A comment filed in paper form should include the ``Supplemental
Proposed Rule for FDICIA Disclosures, Matter No. R411014'' reference
both in the text and on the envelope, and should be mailed or delivered
to the following address: Federal Trade Commission, Office of the
Secretary, Room H-135 (Annex A), 600 Pennsylvania Avenue, N.W.,
Washington, D.C. 20580. The FTC is requesting that any comment filed in
paper form be sent by courier or overnight service, if possible,
because U.S. postal mail in the Washington area and at the Commission
is subject to delay due to heightened security precautions.
The FTC Act and other laws the Commission administers permit the
collection of public comments to consider and use in this proceeding as
appropriate. The Commission will consider all timely and responsive
public comments that it receives, whether filed in paper or electronic
form. Comments received will be available to the public on the FTC
website, to the extent practicable, at (http://www.ftc.gov/os/publiccomments.shtm). As a matter of discretion, the Commission makes
every effort to remove home contact information for individuals from
the public comments it receives before placing those comments on the
FTC website. More information, including routine uses permitted by the
Privacy Act, may be found in the FTC's privacy policy, at (http://www.ftc.gov/ftc/privacy.shtm).

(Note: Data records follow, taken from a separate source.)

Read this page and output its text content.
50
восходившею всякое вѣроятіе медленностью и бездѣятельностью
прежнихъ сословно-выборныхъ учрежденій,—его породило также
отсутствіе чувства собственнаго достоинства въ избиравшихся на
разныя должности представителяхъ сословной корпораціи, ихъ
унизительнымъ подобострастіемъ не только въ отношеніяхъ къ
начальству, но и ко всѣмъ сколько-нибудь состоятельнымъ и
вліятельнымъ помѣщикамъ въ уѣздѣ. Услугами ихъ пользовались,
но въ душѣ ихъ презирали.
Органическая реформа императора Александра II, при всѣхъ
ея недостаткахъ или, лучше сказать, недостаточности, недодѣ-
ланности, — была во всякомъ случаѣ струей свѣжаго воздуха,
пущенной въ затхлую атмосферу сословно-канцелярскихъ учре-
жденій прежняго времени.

FOR FURTHER INFORMATION CONTACT: Hampton Newsome, (202) 326-2889,
Attorney, Division of Enforcement, Bureau of Consumer Protection,
Federal Trade Commission, 600 Pennsylvania Avenue, N.W., Washington,
D.C. 20580.
SUPPLEMENTARY INFORMATION:
I. Background
In 1991, as part of the Federal Deposit Insurance Corporation
Improvement Act (FDICIA), Congress directed the Commission to prescribe
certain disclosures for depository institutions lacking federal deposit
insurance. Although FDICIA was enacted in 1991, Congress prohibited the
FTC from spending resources on FDICIA's disclosure requirements until
2003. After Congress lifted that ban, the Commission published proposed
disclosures consistent with FDICIA's statutory directives (70 FR 12823
(March 16, 2005)). In response, many commenters raised concerns with
the proposal.\2\ Thereafter, Congress passed the Financial Services
Regulatory Relief Act of 2006 (FSRRA) (Pub. L. 109-351) amending
FDICIA. The FSRRA amendments addressed almost all of the concerns
raised by commenters with the FTC's proposed Rule.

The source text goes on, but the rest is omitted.